In the absence of trust between the People and the authorities, and in a situation of near-total collapse where depositors’ money is being depleted to subsidize imports across the board, with no poverty targeting whatsoever, knowing that smugglers are largely benefiting from the existing scheme, and since dollars are scarce, and in the absence of capital controls, it is understandable that a large majority of Lebanese citizens are questioning the ability of the system to make good use of the SDR windfall. Many would have actually hoped this amount of money be saved for better times, despite how critically relief is needed.

Based on the above, and with many being highly concerned that this amount of dollars could be a curse prolonging the present situation and the persistent bad management of public funds, voices have risen to propose various ways of benefiting from it without allowing the present elites to misspend it before the upcoming elections. Options vary  from immediate consumption to long term investment, including subsidies, central bank support, relief, hospitals, fuel imports, power plants, schools, and others.

The Citizen Foundation believes in options that leverage this amount over the long term, instead of depleting the resources in one shot, but such options require an institutional setup that is missing in Lebanon today, with no will to establish it. Therefore, the Citizen Foundation believes that the second best is to allocate part of this amount in a project that supports Lebanon’s ailing infrastructure – namely electricity – and one of the urgent social needs with broad coverage such as education. The remaining amount – the largest part – should be used along the same guidelines.

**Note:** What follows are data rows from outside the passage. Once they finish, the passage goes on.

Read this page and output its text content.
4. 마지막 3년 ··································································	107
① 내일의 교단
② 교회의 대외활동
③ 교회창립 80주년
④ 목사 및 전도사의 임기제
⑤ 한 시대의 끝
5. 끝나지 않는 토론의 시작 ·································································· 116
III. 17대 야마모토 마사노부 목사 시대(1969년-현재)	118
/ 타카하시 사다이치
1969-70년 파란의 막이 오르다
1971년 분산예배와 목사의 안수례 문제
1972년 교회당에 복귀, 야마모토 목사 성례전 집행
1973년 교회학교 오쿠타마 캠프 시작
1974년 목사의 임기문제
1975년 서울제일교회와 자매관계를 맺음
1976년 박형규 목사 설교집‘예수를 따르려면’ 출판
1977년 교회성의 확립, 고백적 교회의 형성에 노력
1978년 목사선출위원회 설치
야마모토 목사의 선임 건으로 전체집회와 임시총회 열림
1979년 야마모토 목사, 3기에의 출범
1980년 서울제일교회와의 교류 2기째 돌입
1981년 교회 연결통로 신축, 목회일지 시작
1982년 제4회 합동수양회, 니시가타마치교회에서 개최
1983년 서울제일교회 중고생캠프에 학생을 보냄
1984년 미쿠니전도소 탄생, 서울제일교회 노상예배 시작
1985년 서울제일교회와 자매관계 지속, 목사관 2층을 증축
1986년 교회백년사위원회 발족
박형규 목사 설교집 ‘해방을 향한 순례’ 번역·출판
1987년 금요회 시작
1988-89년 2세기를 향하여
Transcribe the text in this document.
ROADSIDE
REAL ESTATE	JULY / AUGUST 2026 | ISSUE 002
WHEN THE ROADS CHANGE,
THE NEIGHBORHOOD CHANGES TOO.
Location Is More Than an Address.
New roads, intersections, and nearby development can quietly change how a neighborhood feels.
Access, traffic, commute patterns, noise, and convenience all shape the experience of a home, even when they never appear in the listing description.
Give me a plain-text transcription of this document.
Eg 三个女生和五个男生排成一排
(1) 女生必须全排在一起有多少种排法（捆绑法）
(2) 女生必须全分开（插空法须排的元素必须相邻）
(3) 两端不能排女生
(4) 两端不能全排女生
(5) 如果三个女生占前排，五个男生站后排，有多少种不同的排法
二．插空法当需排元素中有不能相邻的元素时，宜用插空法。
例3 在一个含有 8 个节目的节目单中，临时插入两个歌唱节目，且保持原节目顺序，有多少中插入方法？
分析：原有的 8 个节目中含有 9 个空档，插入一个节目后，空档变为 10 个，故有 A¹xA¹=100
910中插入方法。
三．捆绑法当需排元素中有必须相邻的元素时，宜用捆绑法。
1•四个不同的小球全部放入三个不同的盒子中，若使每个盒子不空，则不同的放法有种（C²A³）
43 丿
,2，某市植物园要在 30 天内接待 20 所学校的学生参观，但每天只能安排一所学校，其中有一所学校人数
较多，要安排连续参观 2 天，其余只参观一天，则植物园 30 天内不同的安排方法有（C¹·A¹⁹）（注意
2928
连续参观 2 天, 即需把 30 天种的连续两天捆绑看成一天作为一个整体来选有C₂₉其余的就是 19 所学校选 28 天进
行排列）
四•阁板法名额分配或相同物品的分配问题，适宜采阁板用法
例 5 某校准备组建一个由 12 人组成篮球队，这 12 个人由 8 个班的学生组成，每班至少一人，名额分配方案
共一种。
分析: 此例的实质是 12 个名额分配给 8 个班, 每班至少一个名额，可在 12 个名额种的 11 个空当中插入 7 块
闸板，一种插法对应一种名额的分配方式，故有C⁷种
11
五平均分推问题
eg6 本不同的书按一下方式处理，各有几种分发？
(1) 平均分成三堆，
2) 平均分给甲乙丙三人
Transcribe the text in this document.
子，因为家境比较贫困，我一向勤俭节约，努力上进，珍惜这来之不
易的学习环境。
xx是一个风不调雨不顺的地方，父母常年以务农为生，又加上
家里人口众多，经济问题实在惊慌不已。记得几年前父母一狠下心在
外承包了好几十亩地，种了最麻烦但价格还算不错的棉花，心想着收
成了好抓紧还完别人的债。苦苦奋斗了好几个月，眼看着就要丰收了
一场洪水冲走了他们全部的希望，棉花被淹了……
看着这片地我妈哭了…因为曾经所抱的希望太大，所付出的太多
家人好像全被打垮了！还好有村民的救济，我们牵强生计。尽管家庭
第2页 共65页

Since it is critical to secure proper operations for schools over the foreseeable future and to allow students to attend their classes regularly without the very negative impact of power cuts throughout the scholar year, and since the power sector in Lebanon would greatly benefit from the introduction of solar capacity (lower EDL output needs, sustainable energy supply, clean energy and lower pollution), the Citizen Foundation calls for using part of the SDR money to quickly provide adequate solar energy systems to all schools in Lebanon and isolate them from EDL’s shortages. Schools could be gradually followed by universities, hospitals, municipalities, and the airport.

As a matter of example, an existing study shows that providing all schools in Lebanon with the required energy has a payback that is below two years. The calculation is based on the number of public and private schools, on the surfaces of their roofs, and the solar energy that can be generated from those surfaces. The same applies for universities, municipalities, and Beirut airport. According to the same source, a quoted cost per Kwp for a typical school in Beirut is $1230, which drops to $740 for large scale and bid. And schools and universities nationwide use about 400 MW, which brings the total cost of solar to about

$300 million. And because of similar projects in the region, we can assume an overall project with 70% debt / 30% equity (and grants could be obtained to cover part of the equity). Finally, the savings on heavy fuel (HFO) and diesel from the replacement with 400 MWp solar would be around $200 million, and thus, the system payback should be around 18 months, conservatively two years.

Using a minor part of the SDRs to finance such an operation and to leverage further financing from international institutions would have a very positive long term impact on the energy sector, and would provide a sustainable solution to the education sector, on top of a flow of revenue from the gradual reimbursement of the investment by private institutions.

The Lebanese Citizen Foundation calls on various stakeholders, including bilateral partners and multilaterals, to support this initiative – and others alike – and provide support to its implementation. The SDR money should build sustainable and high impact solutions for Lebanon’s future.